Daily Mail Science Editor Michael Hanlon underwent an MRI scan to locate his 'anxiety centre' and determine his basic stress levels.
Great question: Scientists are trying to work out what causes anxiety, a complex phenomenon and a poorly understood one
This is not good. I am laid out on a hard narrow stretcher, my head locked into place by blocks and padding, plugs in my ears.
Behind me, a humming MRI scanner - into the maw of which I am about to be wheeled. On my tummy digs a painful wooden box, from which protrudes a large rubber prong.
It is all getting a bit Abu Ghraib. My mouth is dry. It cannot get any worse, surely. But it does.
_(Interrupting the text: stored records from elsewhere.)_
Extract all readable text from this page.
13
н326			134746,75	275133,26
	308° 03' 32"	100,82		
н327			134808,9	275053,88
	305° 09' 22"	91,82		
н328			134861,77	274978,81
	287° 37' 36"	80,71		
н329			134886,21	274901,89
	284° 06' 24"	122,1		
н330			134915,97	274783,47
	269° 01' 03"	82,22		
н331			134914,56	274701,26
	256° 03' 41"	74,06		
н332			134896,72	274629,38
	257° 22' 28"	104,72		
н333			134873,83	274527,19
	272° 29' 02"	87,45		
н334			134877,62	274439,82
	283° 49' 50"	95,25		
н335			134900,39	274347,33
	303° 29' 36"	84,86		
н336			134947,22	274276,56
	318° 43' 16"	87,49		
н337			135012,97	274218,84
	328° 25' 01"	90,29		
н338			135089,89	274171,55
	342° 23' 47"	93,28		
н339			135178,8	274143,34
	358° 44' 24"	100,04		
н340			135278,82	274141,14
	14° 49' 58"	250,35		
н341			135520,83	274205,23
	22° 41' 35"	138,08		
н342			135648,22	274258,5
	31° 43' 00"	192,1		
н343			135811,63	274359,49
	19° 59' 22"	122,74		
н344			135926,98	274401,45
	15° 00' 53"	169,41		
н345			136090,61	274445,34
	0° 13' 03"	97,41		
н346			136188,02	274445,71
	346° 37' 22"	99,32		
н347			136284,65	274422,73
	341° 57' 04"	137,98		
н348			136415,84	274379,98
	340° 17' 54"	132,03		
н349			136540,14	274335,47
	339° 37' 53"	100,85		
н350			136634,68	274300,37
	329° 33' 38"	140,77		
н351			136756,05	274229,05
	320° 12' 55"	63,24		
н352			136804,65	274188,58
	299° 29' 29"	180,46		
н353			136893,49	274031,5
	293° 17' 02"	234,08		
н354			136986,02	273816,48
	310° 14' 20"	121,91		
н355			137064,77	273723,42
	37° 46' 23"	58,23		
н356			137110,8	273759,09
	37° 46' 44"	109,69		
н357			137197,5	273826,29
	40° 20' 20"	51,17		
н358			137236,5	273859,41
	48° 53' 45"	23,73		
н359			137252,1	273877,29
The man in charge ambles towards me with a pair of electrodes and a tube of KY Jelly, a miserable combination.
'What are they for?' I ask. 'To electrocute your foot.' Ah, will it hurt? 'A bit.' 'Can you feel it?' No - 'take it up a level'... ow... OW!...
Finally, goggles are placed over my eyes and I am slid into a long, dark and, svelte as I’m not, extremely cramped tunnel.
'Some people start hyperventilating' I was informed beforehand. Happily I am not claustrophobic. Time for the fun and games to begin.
I am taking part in an ingenious experiment designed to answer one of the great unanswered questions in neuroscience, namely where exactly in the brain do the feelings of anxiety and terror (and indeed well-being and calm) arise?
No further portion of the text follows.